I am troubled. It is 3:30 in the morning. I have been up since 2 and my mind keeps wondering. What is going on in the world? I mean, could it just be that I am really disconnected so much from what “reality,” truly is, that I am delusional? That theory makes sense to me if I listen to my mind. When I was diagnosed with depression, I was truly hoping that I could get better soon. It feels today like I have made no progress in the three plus years, that I am just as screwed up now as I was then.
There are a few people’s blog who I read faithfully.(you can find out what I read on the “Resource” page of the blog) I mean really read it and not just hit the “like” button when I see their work, like I have been known to do sometimes. Therese Borchard is one of them. Today I read her post. It saddened me and hit way closer to home than I had wanted it to. http://thereseborchardblog.com/2013/12/30/last-years-lesson-to-live-in-the-moment/
I cant even get any perspective, I cant find any measuring mechanism. All I can see and think about is that I am at this place in my life, measured externally of course, where I seem to be slipping backwards instead of going forwards.

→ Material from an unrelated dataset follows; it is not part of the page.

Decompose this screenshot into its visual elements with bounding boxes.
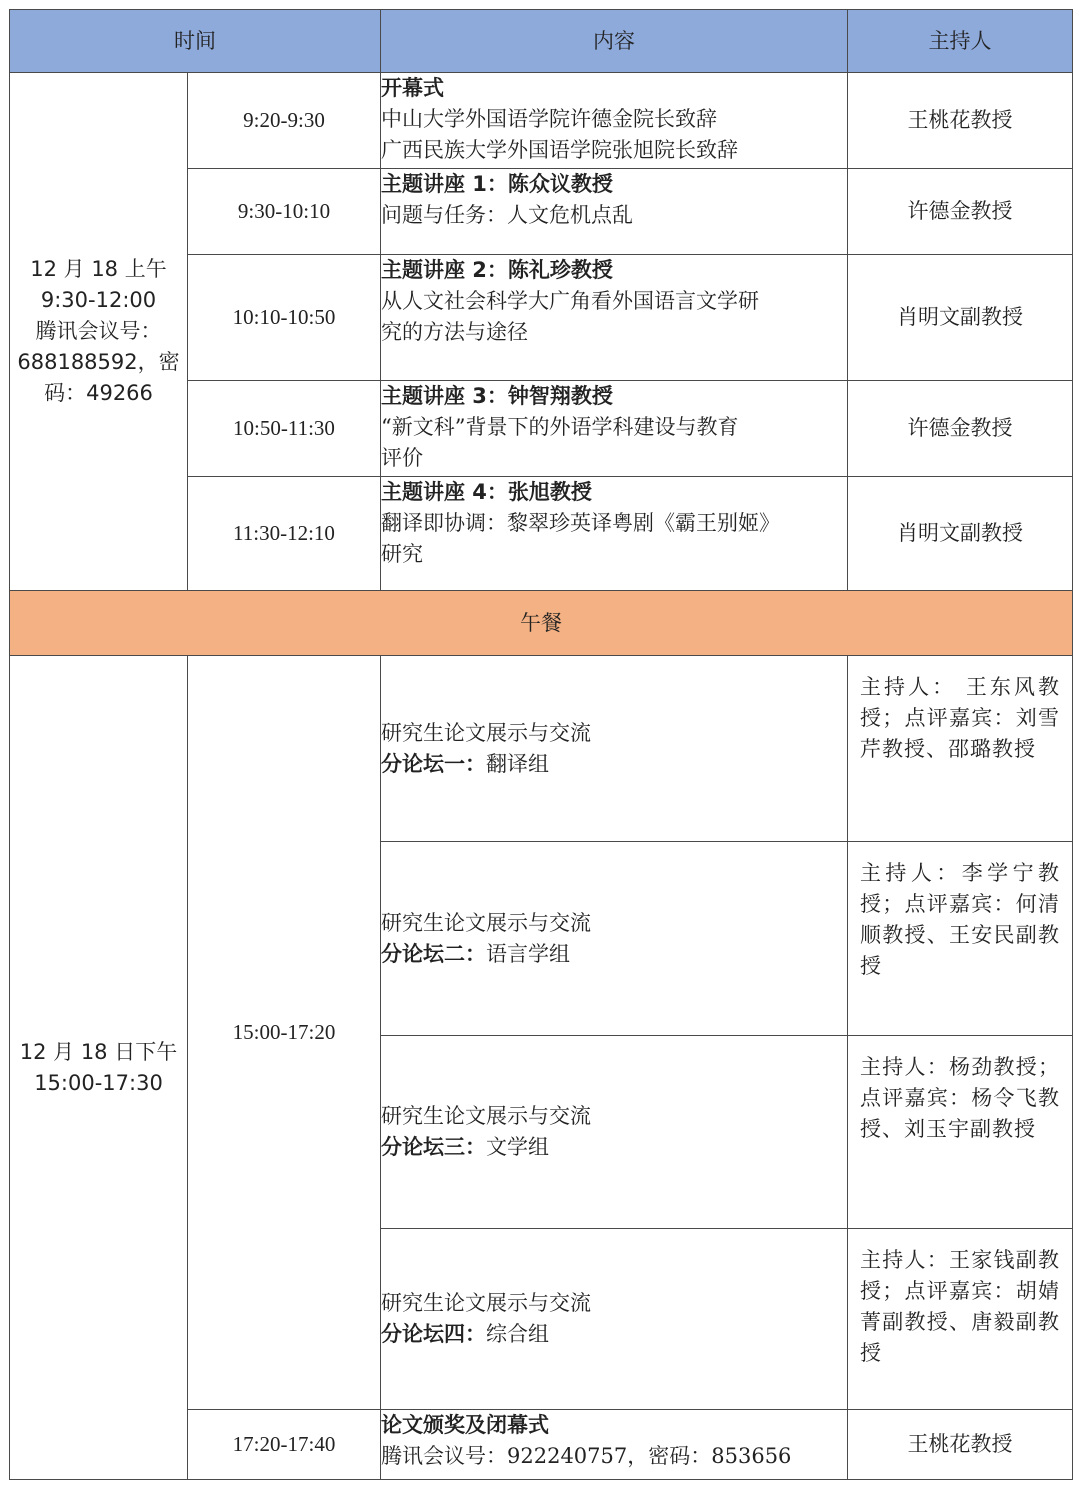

“He chooses therefore to think his life rather than experience it, clinging to his complexes, even when he suffers unbearably from them.”  Then, after reading Therese’s post, I read this on the back of one of my texts in school and I went “That’s me!” I wont go into what complexes are except to equate them to, say they are the same as, the “deep seated emotional conflicts that persist below the level of consciousness,” that I am always talking about in AA meetings.
It feels like I have made no progress in life since I was diagnosed with the depression. I am crying as I sit here and write this. I want to tell you all the reasons that I have not been able to do some of the things that I have not been able to do, but the fact is in many ways, my life seems frozen, static, empty, useless. It seems to me that I am worse off now than I was when I was living in the fancy house with all of the fancy things and all of the fancy clothes. Sure, I can hear someone already telling me that it is better now for me than then, but I sure dont feel that way.
“Moreover, it tells me that to place neurosis and psychopathology solely in personal reality is a delusional repression of what is actually, realistically, being experienced.” I cant help but do this. I cant help but say that I am the one responsible for making my life better and assign myself responsibility for it being worse.
I need to pull myself up by my bootstraps!
Quotes by James Hillman unless noted.  Jolande Jacobi Complex, Archetype, Symbol.